Cooking: Authentic food
September 27, 2018
Food can be a lot of things. It doesn’t just have to be a means of getting calories into your body. Food can be exciting, experimental, comforting or simply made by hand and that’s all that makes it special. But the best food is authentic. It doesn’t matter if it’s empanadas or ebelskivers. Authentic food doesn’t just give someone calories or even a nice flavor, but a piece of culture.
It’s safe to say every culture has its own food. Sure, these foods can cross borders and change over time, and sometimes the food can retain its dignity. But when that doesn’t happen, the dishes can become something completely different. I, for one, wouldn’t consider Panda Express or Taco Bell to be authentic and I pray no one does. These chains can give you the basic flavor formula, sure: some meat, some cheese, some crunchy stuff, some spices, make it easy to carry and boom, you’ve got everything on the Taco Bell menu.

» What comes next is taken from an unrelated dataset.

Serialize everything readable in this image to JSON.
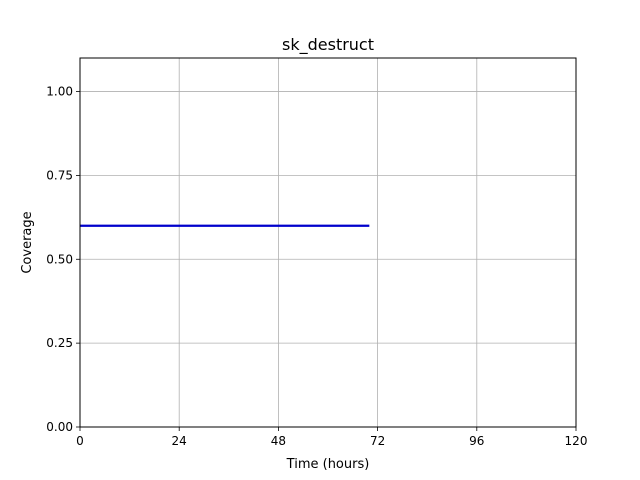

Real food needs to be more than this. It needs to be imperfect measurements, recipes your grandma wrote on index cards before your parents were born and “you’re not supposed to do this, but this is what I do.” Real food can’t be ordered from a drive-thru every three miles.
The culture of a food should not be overlooked. Even if you’re not part of that culture, that doesn’t give you permission to deform the dish and let it keep its good name. Crab rangoons and orange chicken are what some Americans call authentic Chinese food, but, for some reason, I can’t picture anyone munching on a fried pocket of Philidelphia cream cheese in the Han dynasty. This food has been grossly westernized and it’s not the only victim.
Food can be a connection to a person’s entire ancestry. It is a part of traditions that are passed down for generations and will be passed down for more to come. Real, authentic food should be appreciated but not replicated.